Today, however, Cassian had no audience. He’d not gone very far into the trees or strayed off the winding path that led away from the manicured grounds of the Motherhouse and toward the main road. This was nothing like the path Sinder had taken when He strode the world, bringing light into the Void and breathing the winds, but then Cassian had long ago ceased to expect he would ever feel what the Allcreator had.
He’d also long ago ceased to feel melancholy about it. Now he sat on a large rock to the side of the path, his face tipped toward the dapples of sunlight slanting through the tall trees. He had a hunk of bread, some dried fruit, and a flagon of sweet wine. Most importantly, he had time. His own time, under no obligations to anyone, and though he would never give up his place in the Order, Cassian relished these quiet moments here alone.
So when the sound of crunching heels came to him from beyond the bend in the path, Cassian didn’t look up in pleasant expectation. There could be only one person coming this way. Merchants and tradesmen came to the Motherhouse from the other direction, by the main road. Visitors to the Order, of which there were few, also came by way of the road and not the path through the woods. Only potential novitiates came this way.
Judging by the sounds, the newcomer was far enough away that he could slip off into the woods and avoid her. Or he could simply turn
back down the path and arrive at the Motherhouse before her. But the warmth of the sun and sweetness of the wine was too tempting. He didn’t want to move.
Temple priests had no mantras, no five principles to repeat. Priests had the Word and the Law, and hours of study and interpretation. A single sentence could take a year of dissection, a year after that of argument, and still not be accepted as fact. Some brothers devoted their lives to the eternal discussion of what determined the Word and the Law. Cassian had ever preferred the more mundane, the hands-on aspects of practicing his faith. Endless rounds of discussion and argument, the minutiae of interpretation, had never been his style. For Cassian, faith was black and white, not multiple shades of gray.
So he had nothing to muse upon now as he sat and waited, no thoughts inside which to lose himself. By the time the first sight of the woman appeared ’round the bend in the path, he’d finished a handful of fruit and broken a crust of the bread into small pieces that better fed the birds than his stomach. The soft crunch-crunch of her feet on the path’s crushed rocks paused when she saw him, and he thought at first she would flee.

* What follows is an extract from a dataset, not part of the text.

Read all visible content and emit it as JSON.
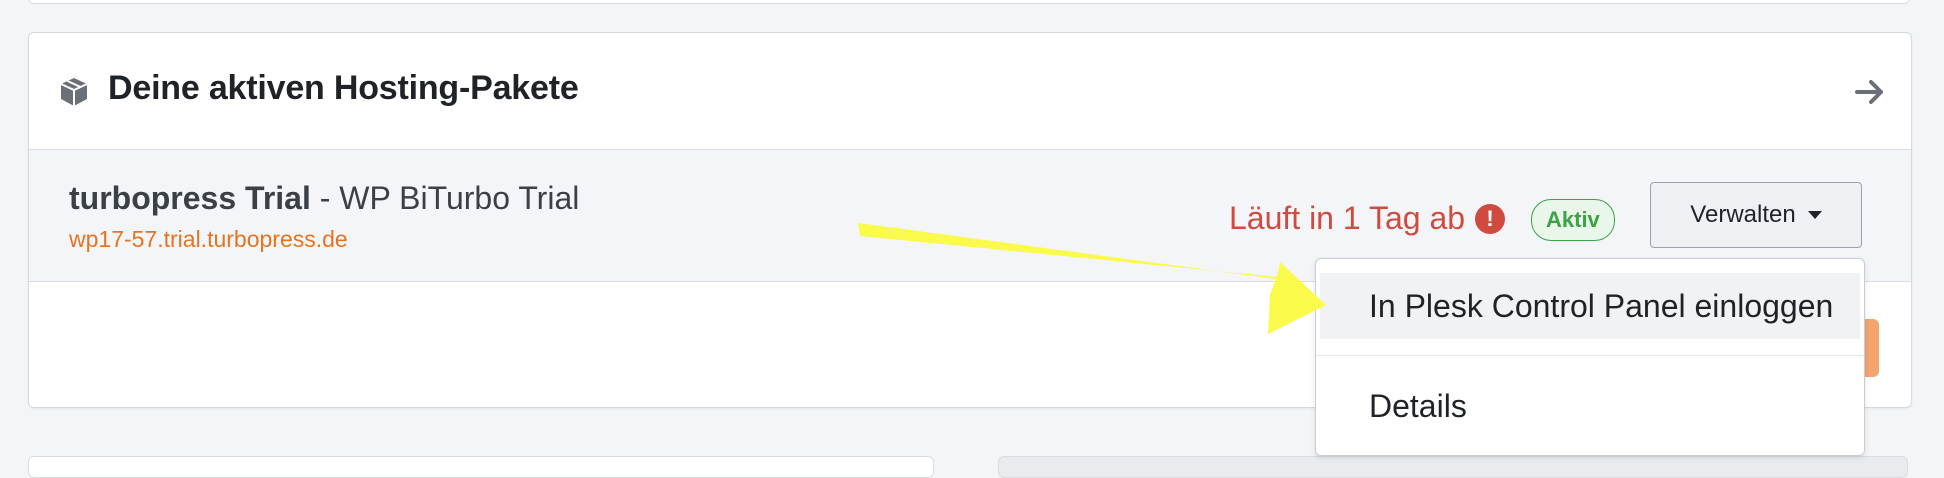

He’d not have blamed her had she turned heel. A woman alone, coming across a man in the woods, far away from any who might protect her—even though she wore the cloak of a Seeker, she’d be a fool not to have a moment’s hesitation. There were men stupid enough to risk the Order’s wrath to take their pleasure where it was unwanted.

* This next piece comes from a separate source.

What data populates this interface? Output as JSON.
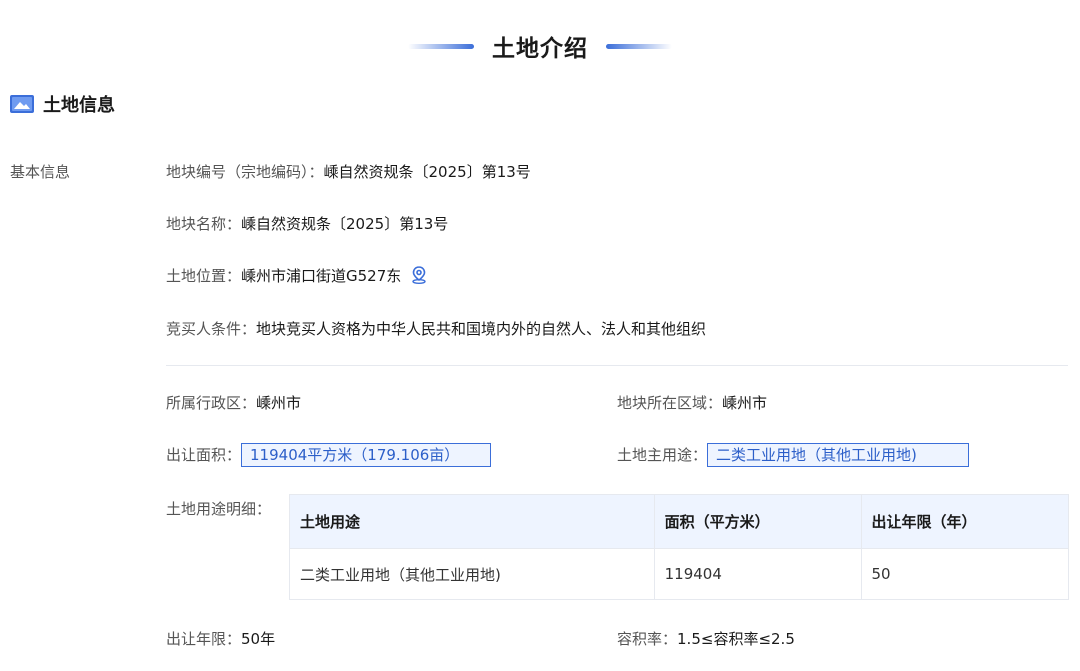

Cassian took no pride in the fact that his gender made him suspect, but it was the truth, and any woman who relied on the protection of a garment was indeed a fool in Cassian’s eyes. Yet he didn’t move away. She would have to pass him, if she dared.
She moved forward, one foot in front of the other, her head high, her gaze direct. The closer she got, the more Cassian could see. It was not the cut of her cloak but the quality of the fabric that told him she came from wealth, and it was the force of her stride that told him she came from privilege. She might be a fool, at that. A privileged fool.